The Church in Australia is mourning the loss of Cardinal Edward Clancy, the Archbishop of Sydney from 1983 to 2001, who died Sunday at the age of 90.

"After a long illness, Cardinal Edward Clancy has returned to his true home. We remember him as a generous, disciplined leader who loved the Church, and was at home with ordinary people," Archbishop Denis Hart of Melbourne commented Aug. 3.

"Always a man of honesty and directness, he is remembered by bishops, priests and people for his unstinting generosity in the service of Church and community. I, and others, will remember his great personal kindness. May he rest in peace."

Cardinal Clancy had been cared for during the last eight years of his life at the Little Sisters of the Poor's St. Joseph Home in Randwick, an eastern suburb of Sydney.

Edward Bede Clancy was born in Lithgow, New South Wales in 1923. He began his religious studies at age 16, at St. Columba's College, and then at St. Patrick's College, Manly, and was ordained a priest of the Sydney archdiocese in 1949.

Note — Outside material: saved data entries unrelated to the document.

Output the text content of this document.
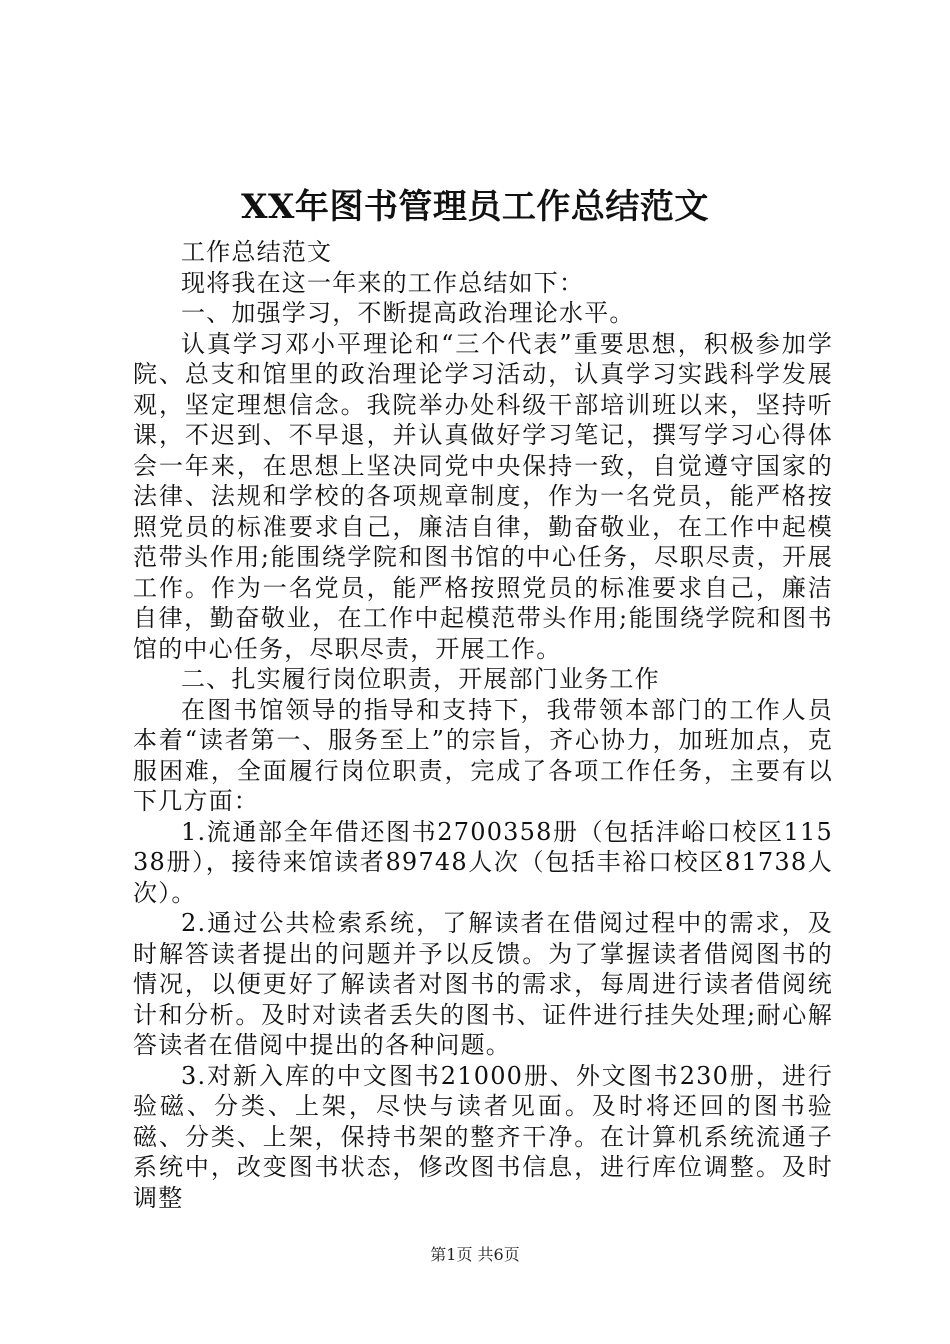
XX年图书管理员工作总结范文

工作总结范文

现将我在这一年来的工作总结如下：

一、加强学习，不断提高政治理论水平。

认真学习邓小平理论和“三个代表”重要思想，积极参加学院、总支和馆里的政治理论学习活动，认真学习实践科学发展观，坚定理想信念。我院举办处科级干部培训班以来，坚持听课，不迟到、不早退，并认真做好学习笔记，撰写学习心得体会一年来，在思想上坚决同党中央保持一致，自觉遵守国家的法律、法规和学校的各项规章制度，作为一名党员，能严格按照党员的标准要求自己，廉洁自律，勤奋敬业，在工作中起模范带头作用;能围绕学院和图书馆的中心任务，尽职尽责，开展工作。作为一名党员，能严格按照党员的标准要求自己，廉洁自律，勤奋敬业，在工作中起模范带头作用;能围绕学院和图书馆的中心任务，尽职尽责，开展工作。

二、扎实履行岗位职责，开展部门业务工作

在图书馆领导的指导和支持下，我带领本部门的工作人员本着“读者第一、服务至上”的宗旨，齐心协力，加班加点，克服困难，全面履行岗位职责，完成了各项工作任务，主要有以下几方面：

1.流通部全年借还图书2700358册（包括沣峪口校区11538册），接待来馆读者89748人次（包括丰裕口校区81738人次）。

2.通过公共检索系统，了解读者在借阅过程中的需求，及时解答读者提出的问题并予以反馈。为了掌握读者借阅图书的情况，以便更好了解读者对图书的需求，每周进行读者借阅统计和分析。及时对读者丢失的图书、证件进行挂失处理;耐心解答读者在借阅中提出的各种问题。

3.对新入库的中文图书21000册、外文图书230册，进行验磁、分类、上架，尽快与读者见面。及时将还回的图书验磁、分类、上架，保持书架的整齐干净。在计算机系统流通子系统中，改变图书状态，修改图书信息，进行库位调整。及时调整

第1页 共6页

In 1951 he went to Rome and graduated with a licentiate in theology from the Angelicum, and a licentiate of sacred scripture from the Pontifical Biblical Institute. Later, in 1965, he completed a doctorate in theology, and he taught at and served as chaplain to the University of Sydney.

In 1974 he was consecrated as an auxiliary bishop of Sydney; he was then appointed Archbishop of Canberra (and Goulburn) in 1978.

Cardinal Clancy was in 1983 appointed Archbishop of Sydney, where he continued to serve for 18 years. He was elevated to the college of cardinals in 1988, and for much of his time as Sydney's archbishop, he also served as president of the Australian bishops' conference.

Archbishop Hart described the cardinal's as having served the Sydney archdiocese "with distinction as a gifted pastor who undertook many projects, including the completion of St Mary's Cathedral."

Cardinal Clancy retired in 2001, at the age of 77.

"I remember a prayerful, dedicated, humble and hard working archbishop," said Bishop Peter Ingham of Wollongong, who had worked alongside the cardinal as a priest in the Sydney archdiocese, and was an auxiliary bishop there for the last seven years of Cardinal Clancy's leadership of the local Church.  

"A man of integrity, who was determined, even-handed, and who discharged his responsibilities conscientiously, in fact with an overwhelming sense of duty" Bishop Ingham noted. "Of course you were never in doubt who was in charge, but he always took full responsibility for his actions."

Bishop Ingham also remembered Cardinal Clancy's "refined sense of humor" and his passion for such sports as tennis, golf, and cycling.

"In the years of his tenure as archbishop, Cardinal Clancy oversaw the formation of the Australian Catholic University on which he served as Chancellor, the closure of St. Patrick's Seminary, Manly, to be re-established as the Seminary of The Good Shepherd at Homebush, and The Catholic Institute of Sydney, Strathfield."

Fr. Brian Lucas, general secretary of the Australian bishops' conference, worked with the late cardinal as secretary of the archdiocese from 1990 to 2001.

He commented, "Cardinal Clancy will be remembered not only by decisions such as the creation of the dioceses of Broken Bay and Parramatta, but for his strong leadership in the beatification and eventual canonization of Mary MacKillop."